Belfast Telegraph

BBC guest in apology after using racial slur live on air

BBC Broadcasting House on Belfast’s Ormeau Avenue
BBC Broadcasting House on Belfast’s Ormeau Avenue
Andrew Madden

By Andrew Madden

The BBC has apologised after a commentator on Good Morning Ulster used the n-word live on air.

The racial slur was said by agriculture expert Richard Halleron during a segment on the potential culling of 45,000 dairy cows in Northern Ireland in the event of a no-deal Brexit.

Mr Halleron said: "Northern Ireland is more than self-sufficient, certainly where dairy and beef is concerned. We as part of the UK, feed the rest of the UK. But the n****r in the wood pile would be imports..."

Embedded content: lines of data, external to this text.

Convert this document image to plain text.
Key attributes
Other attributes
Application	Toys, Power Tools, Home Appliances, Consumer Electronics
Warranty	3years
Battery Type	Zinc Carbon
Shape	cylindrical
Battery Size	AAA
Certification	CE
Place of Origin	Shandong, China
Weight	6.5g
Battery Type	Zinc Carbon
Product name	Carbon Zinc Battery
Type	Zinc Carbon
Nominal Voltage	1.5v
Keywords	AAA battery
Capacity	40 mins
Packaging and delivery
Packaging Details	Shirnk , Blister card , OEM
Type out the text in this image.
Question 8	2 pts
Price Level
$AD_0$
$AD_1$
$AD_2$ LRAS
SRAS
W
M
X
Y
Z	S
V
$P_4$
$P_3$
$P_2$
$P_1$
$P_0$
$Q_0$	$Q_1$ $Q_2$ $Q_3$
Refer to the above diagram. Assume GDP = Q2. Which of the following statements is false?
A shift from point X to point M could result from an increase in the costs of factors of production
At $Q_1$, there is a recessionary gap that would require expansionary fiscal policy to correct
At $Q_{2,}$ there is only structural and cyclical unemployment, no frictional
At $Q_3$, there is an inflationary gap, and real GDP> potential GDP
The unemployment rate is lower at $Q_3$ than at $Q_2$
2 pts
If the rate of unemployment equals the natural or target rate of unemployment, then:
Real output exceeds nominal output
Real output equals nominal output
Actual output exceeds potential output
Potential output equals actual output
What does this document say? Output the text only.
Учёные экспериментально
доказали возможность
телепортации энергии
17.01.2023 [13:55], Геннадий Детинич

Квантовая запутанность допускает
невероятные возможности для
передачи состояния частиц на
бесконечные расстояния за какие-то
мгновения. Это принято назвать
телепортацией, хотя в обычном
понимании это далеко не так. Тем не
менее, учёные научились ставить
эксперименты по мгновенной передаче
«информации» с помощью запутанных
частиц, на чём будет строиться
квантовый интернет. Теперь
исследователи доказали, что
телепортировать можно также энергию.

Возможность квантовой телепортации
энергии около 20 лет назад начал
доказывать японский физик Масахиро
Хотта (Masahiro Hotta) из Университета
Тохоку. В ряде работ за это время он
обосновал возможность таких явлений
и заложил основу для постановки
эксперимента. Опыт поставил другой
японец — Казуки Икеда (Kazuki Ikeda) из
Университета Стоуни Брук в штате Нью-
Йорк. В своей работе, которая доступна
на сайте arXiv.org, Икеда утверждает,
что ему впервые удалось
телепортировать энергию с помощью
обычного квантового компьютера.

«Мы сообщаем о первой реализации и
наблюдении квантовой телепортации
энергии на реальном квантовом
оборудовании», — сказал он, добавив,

The commentator continued speaking for several seconds before presenter Karen Patterson cut him off.

"Okay, Richard. I think we're going to leave for now, we're going to have to apologise for that turn of phrase that you used during your answer there," she said.

When contacted by the Belfast Telegraph, Mr Halleron said he did not mean to offend anyone.

"It was a live radio interview. I do not have a racist bone in my body. I can't even remember saying it and If I offended anyone I am truly apologetic," he said.

Several listeners took to social media to express their shock.

One wrote on Twitter: "Just heard a commentator on Good Morning Ulster make a horrendous racial slur while talking about culling cows in Northern Ireland. Couldn’t believe my ears! I can imagine the host's shock! They swiftly dealt with him."

Another said: "A section on culling cattle, nothing controversial here."

In a statement, BBC Northern Ireland spokesperson said: “We issued an on air apology to listeners at the end of the interview.”